The Supreme Court offered a more balanced view 15 years later. In Grosso v. United States, 390 U.S. 62 (1968), the Supreme Court stated:
The principal interest of the United States must be assumed to be the collection of revenue, and not the prosecution of gamblers, United States v. Calamaro, 354 U. S. 351, 358; but we cannot ignore either the characteristics of the activities about which information is sought or the composition of the group to which the inquiries are made.
The idea of excise tax primarily being a law enforcement tool is being advanced by others as well. For example:
The excise tax on sports betting contributes nothing to the national treasury and was never intended to do so. Rather, Congress included this excise tax in the Revenue Act of 1951 “to facilitate the enforcement of state criminal laws against gambling.”

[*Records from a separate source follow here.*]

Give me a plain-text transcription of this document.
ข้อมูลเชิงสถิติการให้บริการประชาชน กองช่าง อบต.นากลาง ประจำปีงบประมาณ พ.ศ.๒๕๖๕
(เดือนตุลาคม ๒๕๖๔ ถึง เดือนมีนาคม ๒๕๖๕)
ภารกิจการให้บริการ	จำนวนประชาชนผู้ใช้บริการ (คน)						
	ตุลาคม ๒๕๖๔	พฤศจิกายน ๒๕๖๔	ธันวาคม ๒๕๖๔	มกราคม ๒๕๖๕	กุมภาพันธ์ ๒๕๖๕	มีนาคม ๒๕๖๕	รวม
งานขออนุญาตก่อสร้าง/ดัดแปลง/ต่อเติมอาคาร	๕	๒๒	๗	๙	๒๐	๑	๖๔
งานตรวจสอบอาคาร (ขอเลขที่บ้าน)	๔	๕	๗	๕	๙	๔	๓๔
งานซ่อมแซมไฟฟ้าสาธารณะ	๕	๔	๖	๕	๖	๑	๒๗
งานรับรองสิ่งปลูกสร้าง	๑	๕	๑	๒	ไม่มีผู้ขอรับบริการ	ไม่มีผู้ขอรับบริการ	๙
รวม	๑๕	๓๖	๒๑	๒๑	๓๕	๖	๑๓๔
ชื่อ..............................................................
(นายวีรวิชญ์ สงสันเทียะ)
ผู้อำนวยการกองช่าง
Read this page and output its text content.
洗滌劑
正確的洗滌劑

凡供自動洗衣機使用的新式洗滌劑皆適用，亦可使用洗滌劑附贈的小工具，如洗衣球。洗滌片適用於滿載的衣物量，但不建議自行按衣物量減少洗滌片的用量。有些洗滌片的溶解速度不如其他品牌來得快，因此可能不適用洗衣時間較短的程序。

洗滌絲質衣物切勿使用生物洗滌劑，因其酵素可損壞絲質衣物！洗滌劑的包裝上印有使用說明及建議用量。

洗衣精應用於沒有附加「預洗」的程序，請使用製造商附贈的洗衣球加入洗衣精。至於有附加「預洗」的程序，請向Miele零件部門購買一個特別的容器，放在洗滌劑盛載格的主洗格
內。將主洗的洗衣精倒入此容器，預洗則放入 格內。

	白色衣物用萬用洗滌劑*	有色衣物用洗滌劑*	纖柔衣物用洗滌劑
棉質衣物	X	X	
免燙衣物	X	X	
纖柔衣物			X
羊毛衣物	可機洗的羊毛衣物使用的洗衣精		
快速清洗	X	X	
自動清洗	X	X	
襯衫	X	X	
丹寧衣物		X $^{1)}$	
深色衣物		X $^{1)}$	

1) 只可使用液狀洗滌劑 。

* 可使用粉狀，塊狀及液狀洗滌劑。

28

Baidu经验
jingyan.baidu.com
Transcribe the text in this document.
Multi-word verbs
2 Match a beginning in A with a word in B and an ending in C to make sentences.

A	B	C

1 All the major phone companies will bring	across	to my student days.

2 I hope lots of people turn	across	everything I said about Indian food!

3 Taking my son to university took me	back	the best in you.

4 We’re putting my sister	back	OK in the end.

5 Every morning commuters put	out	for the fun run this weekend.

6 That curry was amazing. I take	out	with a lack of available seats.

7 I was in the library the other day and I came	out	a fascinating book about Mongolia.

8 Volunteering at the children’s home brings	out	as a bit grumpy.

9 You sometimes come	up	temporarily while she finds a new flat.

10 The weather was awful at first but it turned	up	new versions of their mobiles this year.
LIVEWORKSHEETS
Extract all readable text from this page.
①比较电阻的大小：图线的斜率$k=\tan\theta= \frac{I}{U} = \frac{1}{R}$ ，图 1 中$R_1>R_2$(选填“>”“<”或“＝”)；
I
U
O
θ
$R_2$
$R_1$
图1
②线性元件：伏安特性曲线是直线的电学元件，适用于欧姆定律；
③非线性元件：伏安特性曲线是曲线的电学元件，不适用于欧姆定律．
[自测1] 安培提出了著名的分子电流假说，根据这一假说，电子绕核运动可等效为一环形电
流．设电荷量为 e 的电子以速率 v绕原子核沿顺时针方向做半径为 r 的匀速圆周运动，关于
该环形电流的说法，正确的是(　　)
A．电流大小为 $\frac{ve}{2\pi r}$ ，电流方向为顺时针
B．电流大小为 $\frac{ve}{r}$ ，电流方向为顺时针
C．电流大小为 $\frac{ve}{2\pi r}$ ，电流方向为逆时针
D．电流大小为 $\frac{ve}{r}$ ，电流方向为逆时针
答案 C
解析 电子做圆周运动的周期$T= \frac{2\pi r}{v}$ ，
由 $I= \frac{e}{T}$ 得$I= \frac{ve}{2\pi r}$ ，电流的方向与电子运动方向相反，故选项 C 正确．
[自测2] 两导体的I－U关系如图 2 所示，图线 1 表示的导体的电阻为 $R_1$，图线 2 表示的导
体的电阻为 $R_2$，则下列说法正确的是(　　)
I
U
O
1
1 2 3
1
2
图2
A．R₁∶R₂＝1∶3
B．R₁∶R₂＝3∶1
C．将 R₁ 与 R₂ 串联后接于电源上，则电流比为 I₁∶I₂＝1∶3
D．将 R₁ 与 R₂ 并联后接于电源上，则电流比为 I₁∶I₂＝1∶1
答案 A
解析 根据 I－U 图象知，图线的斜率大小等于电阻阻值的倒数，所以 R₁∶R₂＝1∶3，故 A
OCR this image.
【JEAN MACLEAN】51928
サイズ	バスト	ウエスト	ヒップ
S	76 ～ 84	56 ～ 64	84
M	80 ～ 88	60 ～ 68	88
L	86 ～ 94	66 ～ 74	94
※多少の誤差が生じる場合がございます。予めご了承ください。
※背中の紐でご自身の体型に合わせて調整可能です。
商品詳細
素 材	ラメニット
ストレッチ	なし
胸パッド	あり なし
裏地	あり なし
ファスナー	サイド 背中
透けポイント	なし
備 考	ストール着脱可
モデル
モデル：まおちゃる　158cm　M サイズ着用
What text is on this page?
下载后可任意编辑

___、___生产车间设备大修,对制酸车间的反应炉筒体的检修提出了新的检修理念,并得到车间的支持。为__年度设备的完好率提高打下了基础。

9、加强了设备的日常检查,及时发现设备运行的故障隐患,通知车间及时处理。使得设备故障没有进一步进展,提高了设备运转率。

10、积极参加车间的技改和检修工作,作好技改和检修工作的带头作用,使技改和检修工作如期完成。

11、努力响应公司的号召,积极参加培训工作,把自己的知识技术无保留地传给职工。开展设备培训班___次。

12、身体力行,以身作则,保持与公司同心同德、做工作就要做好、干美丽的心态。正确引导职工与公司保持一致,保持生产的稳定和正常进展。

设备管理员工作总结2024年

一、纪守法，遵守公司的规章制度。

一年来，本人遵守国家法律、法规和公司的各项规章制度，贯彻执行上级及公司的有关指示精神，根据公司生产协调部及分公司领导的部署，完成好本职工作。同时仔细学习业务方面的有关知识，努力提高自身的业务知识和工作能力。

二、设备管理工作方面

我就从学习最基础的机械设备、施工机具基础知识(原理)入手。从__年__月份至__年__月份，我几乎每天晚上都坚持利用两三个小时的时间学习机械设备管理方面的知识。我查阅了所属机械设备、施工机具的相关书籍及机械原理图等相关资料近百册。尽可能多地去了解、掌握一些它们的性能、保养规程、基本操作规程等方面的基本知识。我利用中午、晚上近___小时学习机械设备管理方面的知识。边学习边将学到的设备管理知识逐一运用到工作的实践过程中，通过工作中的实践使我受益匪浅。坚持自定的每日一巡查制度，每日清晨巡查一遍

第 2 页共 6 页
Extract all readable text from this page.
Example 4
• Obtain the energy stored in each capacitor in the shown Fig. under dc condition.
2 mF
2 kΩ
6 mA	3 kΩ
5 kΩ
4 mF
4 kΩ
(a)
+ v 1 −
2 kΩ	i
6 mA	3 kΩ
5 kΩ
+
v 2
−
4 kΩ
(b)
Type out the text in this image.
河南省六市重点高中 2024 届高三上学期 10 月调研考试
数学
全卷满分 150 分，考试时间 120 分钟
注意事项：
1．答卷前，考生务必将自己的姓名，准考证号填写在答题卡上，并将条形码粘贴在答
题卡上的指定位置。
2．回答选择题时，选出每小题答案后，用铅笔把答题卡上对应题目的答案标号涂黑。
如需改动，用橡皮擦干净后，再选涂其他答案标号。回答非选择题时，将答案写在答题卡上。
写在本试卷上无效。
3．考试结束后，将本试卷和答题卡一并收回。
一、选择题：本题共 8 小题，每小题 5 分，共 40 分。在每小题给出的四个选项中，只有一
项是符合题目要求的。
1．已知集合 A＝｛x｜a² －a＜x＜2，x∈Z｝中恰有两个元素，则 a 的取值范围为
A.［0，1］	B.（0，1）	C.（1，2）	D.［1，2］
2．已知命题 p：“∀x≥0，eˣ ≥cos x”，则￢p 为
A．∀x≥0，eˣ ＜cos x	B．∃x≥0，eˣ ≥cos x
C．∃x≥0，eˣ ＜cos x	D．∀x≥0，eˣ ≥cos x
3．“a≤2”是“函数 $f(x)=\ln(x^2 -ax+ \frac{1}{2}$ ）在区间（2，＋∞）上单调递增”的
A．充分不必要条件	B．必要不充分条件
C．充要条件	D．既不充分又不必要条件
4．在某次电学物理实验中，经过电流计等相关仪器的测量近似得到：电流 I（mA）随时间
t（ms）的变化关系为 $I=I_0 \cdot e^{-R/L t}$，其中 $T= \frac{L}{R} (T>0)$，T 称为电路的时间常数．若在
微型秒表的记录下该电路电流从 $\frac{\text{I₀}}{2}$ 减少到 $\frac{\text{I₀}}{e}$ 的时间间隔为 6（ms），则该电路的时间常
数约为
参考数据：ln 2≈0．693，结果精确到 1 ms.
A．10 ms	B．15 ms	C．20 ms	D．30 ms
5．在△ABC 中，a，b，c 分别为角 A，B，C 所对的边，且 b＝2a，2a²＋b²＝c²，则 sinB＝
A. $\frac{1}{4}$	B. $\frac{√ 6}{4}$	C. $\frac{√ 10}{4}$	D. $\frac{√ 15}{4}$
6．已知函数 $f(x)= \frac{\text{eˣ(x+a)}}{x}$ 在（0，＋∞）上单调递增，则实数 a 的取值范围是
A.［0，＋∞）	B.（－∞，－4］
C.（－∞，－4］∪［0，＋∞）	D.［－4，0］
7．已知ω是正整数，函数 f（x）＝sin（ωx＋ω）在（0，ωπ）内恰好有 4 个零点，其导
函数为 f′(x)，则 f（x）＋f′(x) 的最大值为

If this issue is litigated, the narrative around the purpose of the excise tax will be a critical first step. DFS operators and pro-DFS commentators will surely label the IRS measure as an antiquated tool that doesn’t match today’s reality. That point of view is already being presented, here is an example. “The purpose of the excise tax provision is to prevent gambling,” they will say, and “DFS is a skill-based game, therefore not gambling, so why does the excise tax apply to DFS?”
The IRS, as expected, is taking the position that they are not bound by the state treatment. The July 23, 2020 memo states:
Most importantly, whether DFS is a game of skill for state gambling statute purposes is not relevant for determining whether DFS is wagering for federal excise tax purposes.
The IRS has a point. How can the federal treatment follow the state treatment when the states themselves disagree on what DFS is? Consider this:
We have a court ruling in Illinois that concluded that DFS is a game of skill (we believe that was the wrong conclusion - DFS can’t be a game of skill if it is not a game in the first place, a post on this one is coming).
In New York, two courts held that DFS is gambling because it involves a material degree of chance, and therefore the passage of the Interactive Fantasy Sports law was a constitutional violation at the state level (correct conclusion, incorrect reasoning in our opinion - we’ll publish a post on that one as well).
In some other states, like Arizona (where DFS operators are not operating), skill games are not allowed.
Yet, at the 30,000 feet level, one would ponder whether our laws are failing us. If the purpose of the excise tax is to enforce gambling laws, and if DFS is considered not to be gambling in at least the majority of the states, then how would it be fair that a “non-gambling” operator is penalized? It is quite predictable that DFS operators will work hard to advance this narrative.
What gives? Well… The proper resolution of these competing narratives can be found neither in the IRS memo nor in the pro-DFS commentary. As we stated in Part I, the resolution is simple. DFS is not a game. It has never been a game. DFS is gambling, not because it is a game of chance, but because it is an entertainment claim on future contingent events that serves no valid economic purpose.
Once one assumes DFS is a game and assesses there is sufficient skill, the natural conclusion is to characterize DFS as non-gambling. Games of skill and gambling do not coexist. That is the definition of gambling, well, at least half of it. The problem is that this reasoning starts on the wrong promise that DFS is a game. DFS is a claim, not a game, so the other half of the gambling definition kicks in, where the relevant test becomes entertainment vs. purpose. On that spectrum, DFS sits at the wrong edge.
Bottom line: Games of skill and gambling do not coexist but skill and gambling might. The jury is out on how much skill is involved with DFS, but regardless, DFS is gambling because it is an entertainment claim on future contingent events that serves no valid economic purpose. As such, there is no contradiction between the IRS’s puzzle ruling and its excise tax position on DFS.